Once the 3 tech is set up for Knevel, Wilson climbs to the second level. Wilson does a phenomenal job of cutting off any inside slant, securing the first level, and climbing, but not chasing, Greg Simmons in the second level. Wilson also showed one of the best attributes in an offensive linemen: he keeps his feet moving through contact. Keeping your feet moving through contact is the key to sustaining and finishing a block.
Remember earlier when I mentioned that the tailback’s read is the MIKE and that the tailback takes the ball opposite of where the MIKE goes? Well on this play, the MIKE, Avery Roberts, is influenced by Luke McNitt’s wide block and scrapes over the top into his outside run fit. Seeing this, Ozigbo takes the ball on a vertical path, although cutting back to the A gap inside of the playside double team due to the B gap being clogged by the double.
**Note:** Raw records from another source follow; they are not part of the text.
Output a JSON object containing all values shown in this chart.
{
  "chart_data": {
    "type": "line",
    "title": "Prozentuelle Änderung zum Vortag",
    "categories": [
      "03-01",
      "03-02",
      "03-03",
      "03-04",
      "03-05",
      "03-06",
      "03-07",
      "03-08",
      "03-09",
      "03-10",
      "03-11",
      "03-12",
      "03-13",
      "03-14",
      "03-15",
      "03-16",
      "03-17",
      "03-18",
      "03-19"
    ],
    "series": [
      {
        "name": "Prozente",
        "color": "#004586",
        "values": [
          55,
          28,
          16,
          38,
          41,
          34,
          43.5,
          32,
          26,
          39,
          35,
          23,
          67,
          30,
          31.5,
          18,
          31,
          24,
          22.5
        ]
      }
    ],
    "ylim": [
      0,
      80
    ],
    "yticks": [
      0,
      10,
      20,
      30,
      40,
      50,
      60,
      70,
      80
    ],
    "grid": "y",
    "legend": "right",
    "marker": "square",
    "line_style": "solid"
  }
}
Against other alignments, such as the 4-3 Over with the SAM tucked inside of the 9 technique defensive end, McNitt will likely insert into the C gap. In this 4-2-5 Over alignment, the “SAM”, Tyrin Ferguson is aligned very wide to the field, thus necessitating McNitt’s wide block.
1st&10 2nd Quarter 8:03
Immediately after the first down run by Devine Ozigbo on Gap-Duo, the Red squad comes out in a bunch formation with Jack Stoll, Tyler Hoppes, and Demornay Pierson-El comprising the bunch aligned to the field. Because bunch categorizes as a trips formation, the defense aligns in an Under front in order to adequately cancel out gaps by alignment and to better allow the linebackers to fit both into their run responsibilities and pass responsibilities more easily. The Under front calls for the 3 technique to align on the weak side of the offensive formation rather than the strong side. Rather, the 1 technique will align strong, this time on the right shoulder of Cole Conrad.
On paper, Boe Wilson technically should be the drive man and Conrad should be the post man on the double team block. However, on this play #75 Joel Lopez immediately engages Conrad, leaving Wilson to chip him away from the B gap point of attack on the play with the forearm flipper blocking technique. Now that Conrad and Lopez are fully engaged, Wilson is free to climb to the second level, where he again finds Greg Simmons. Again, Wilson displays fantastic technique, as he hand-fights for inside leverage against Simmons and does not stop moving his feet. Wilson’s block was the penultimate block that sprung Ozigbo for the touchdown.
Elsewhere on the play, David Knevel and Jack Stoll double team the 5 technique defensive end, with Stoll coming off of the double to block a scraping Avery Roberts. The great thing about Gap-Duo is that the more blockers you align to the strength of the formation, the more double teams you’ll get on the down defenders. On the backside of the play, you’ll see that Foster and Gates are fanning the 3 and 5 techniques.
Although Luke McNitt is not present on the play, Avery Roberts again reads outside run and fits into his outside run fit. This is by the offense’s design. Although the 4-2-5 defense Diaco employed in the spring game is semantically different than the 3-4 we will see this fall, many of the concepts remain the same.
In most 4-2-5 defenses, the MIKE is coached to read the fullback as his key against two back formations and to read the tailback in one back formations. You’ll notice that Ozigbo’slead step opens like it’s an outside run play, only to square back up to the line of scrimmage just before the hand-off. In my own estimation, both the wide block by McNitt and the wide lead step by Ozigbo are by design, to the influence the linebackers into making the wrong read.
Gap-Duo was just one of the “new” run schemes shown in the spring game. In the next edition of Decoding Langsdorf, we’ll take a look at the Counter Trap that the Huskers ran in the spring game. GBR!